The man deals with a combination of mental health issues, including post-traumatic stress disorder and substance abuse. Sometimes it’s a relief just to have someone to talk to, he says. “She helps keep me sane.”
He finishes his pancakes, wipes his mouth and hunches over to slip the dentures back in. Sitting up, he grins. The teeth transform his face into a young man’s.
While the team sees all kinds of cases, PTSD is a common one, says case Manager Jessica Brazil. Many are people still traumatized by childhood abuse. Others are coping with mental illness like depression or schizophrenia. Some are people who’ve simply become overwhelmed by their struggles with work, housing or family.
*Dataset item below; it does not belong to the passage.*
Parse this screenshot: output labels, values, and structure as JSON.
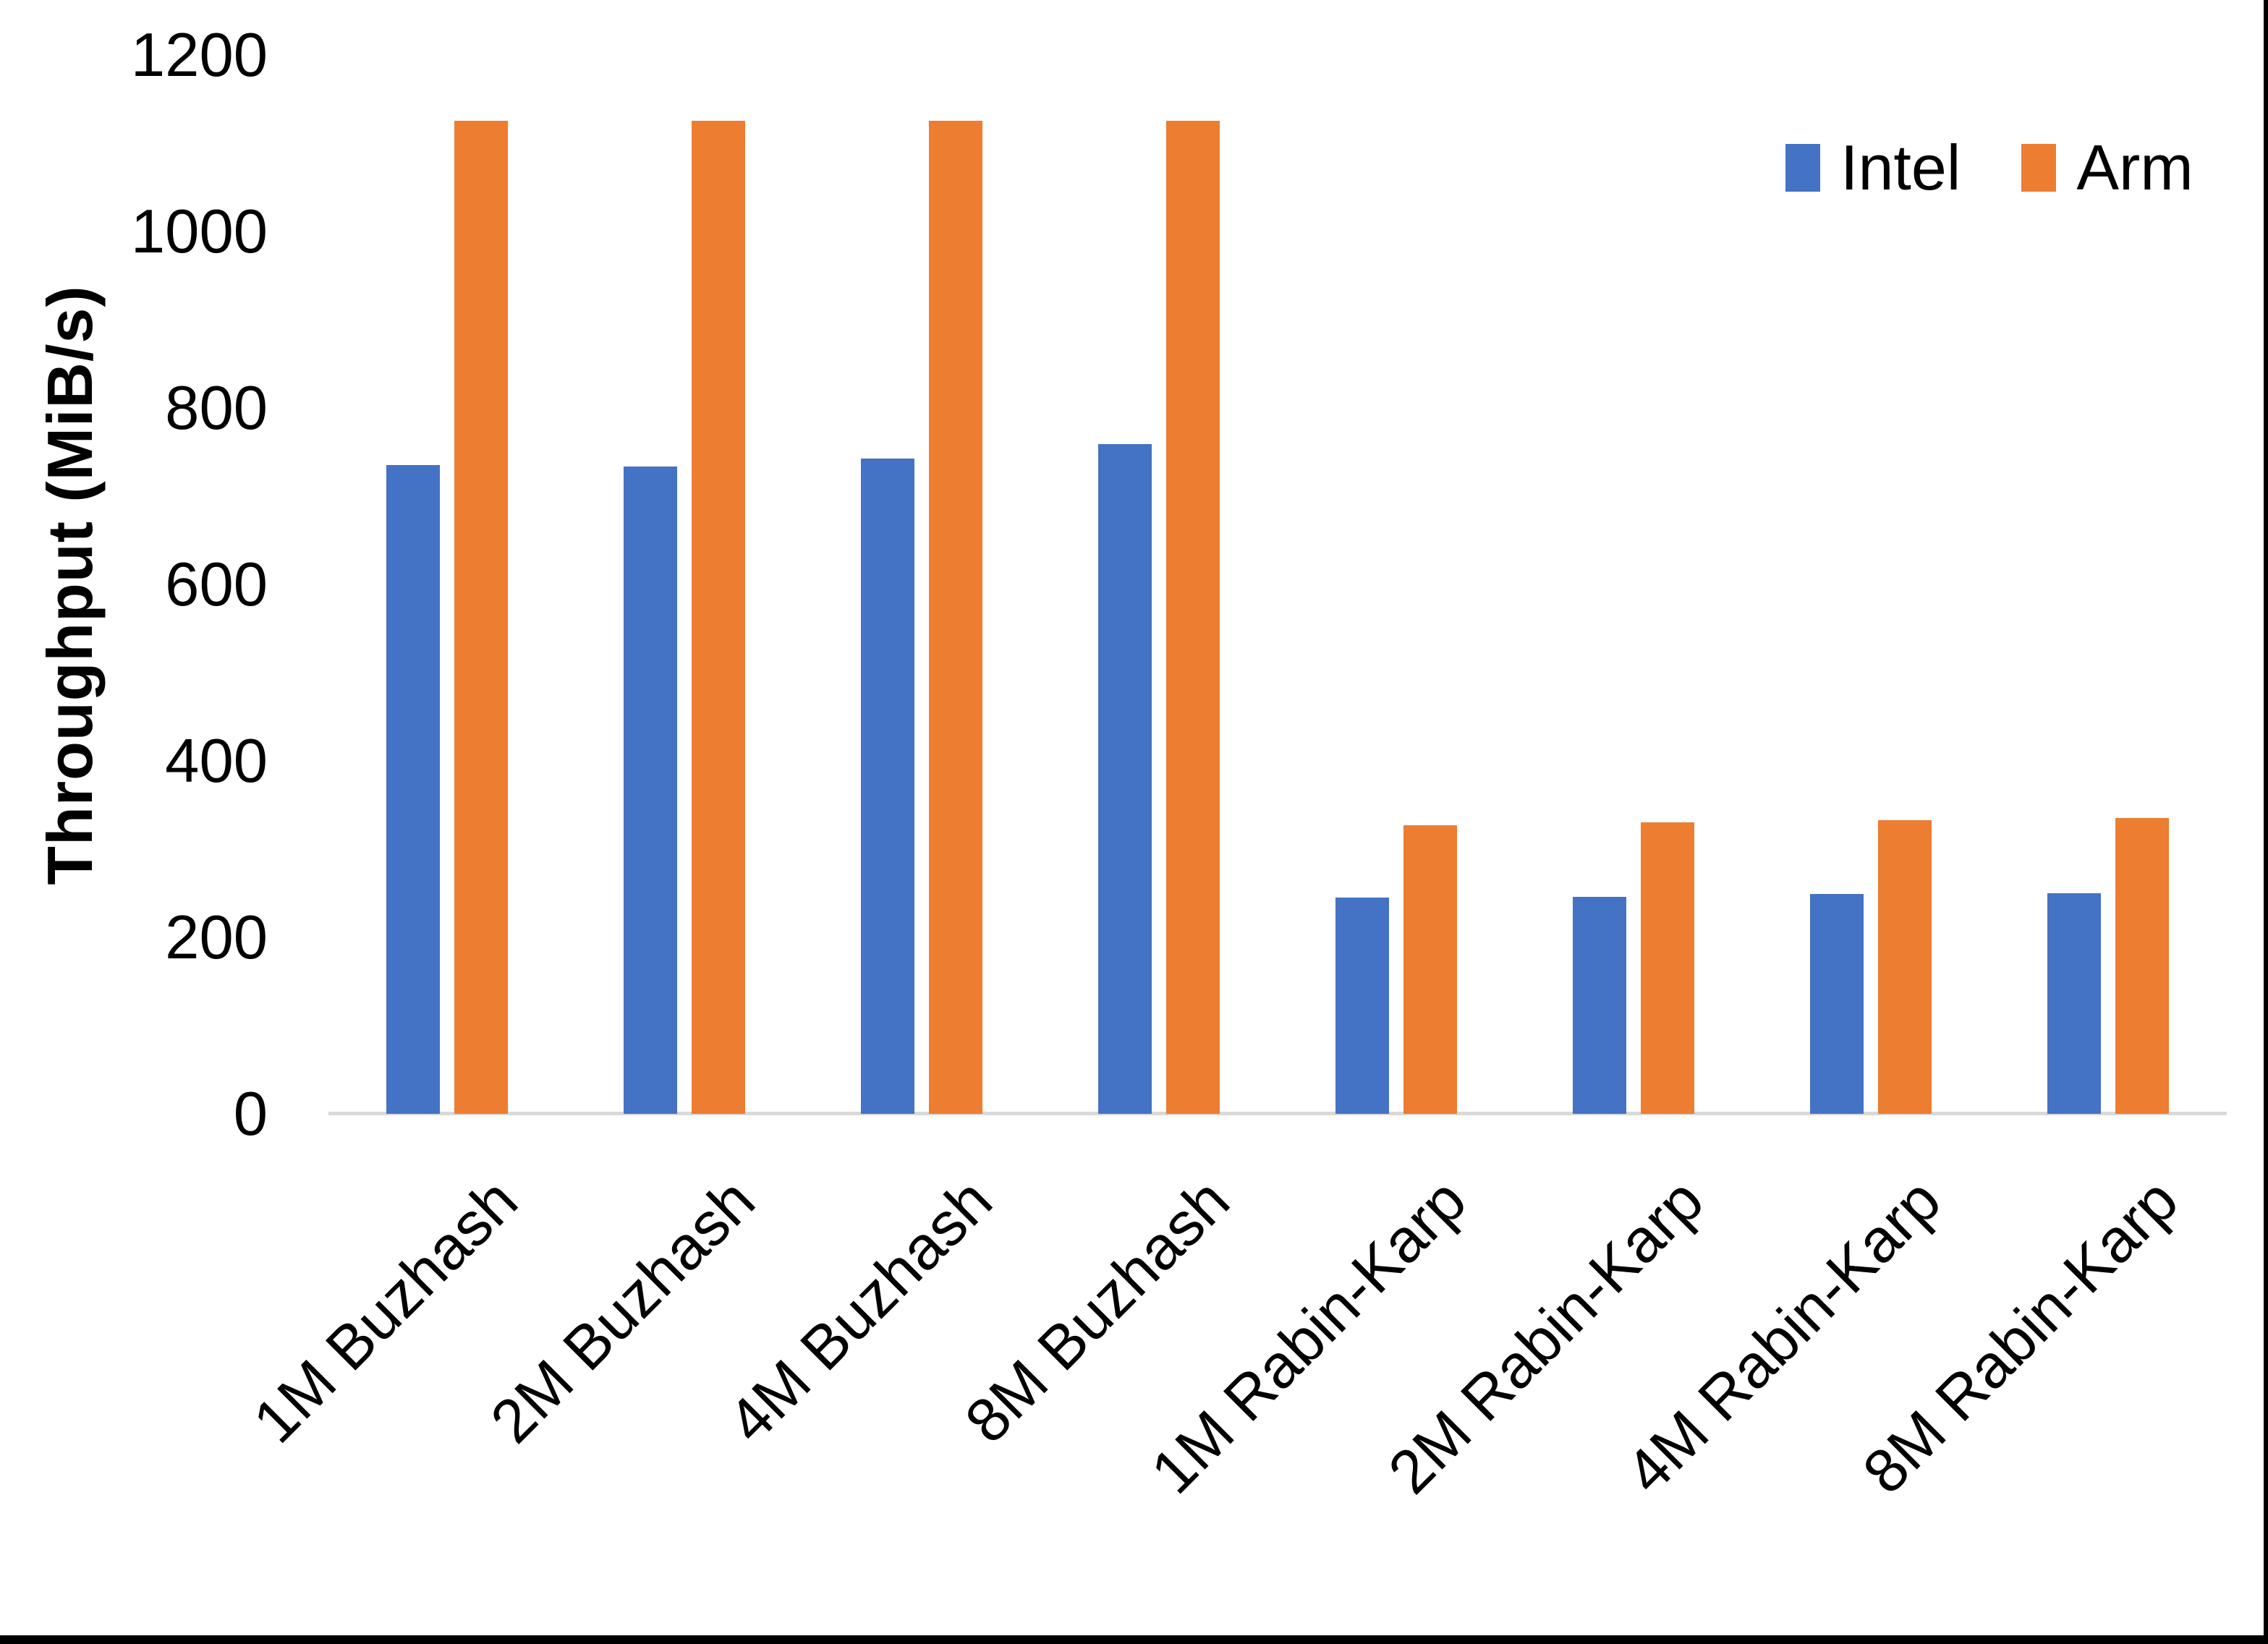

But those problems can be compounded when people are too ashamed or embarrassed to seek help.
“There’s so much stigma from lack of understanding about mental illness that a lot of people don’t ask for help until they’re fairly acute,” she says.
Boteilho agrees. “You tell your mom, ‘I don’t feel well,’ and she says, ‘aww’ (and takes care of you),” she laughs. “You tell her, ‘I’m depressed,’ and she says, ‘Oh, just go to work,’”
But Boteilho says she’s learned that the people she sees in crisis are just like everybody else.
“I have a couple of consumers where the difference between me and them is one paycheck, one experience in life,” she says. “I look at them and think, wow, you went left when I went right.”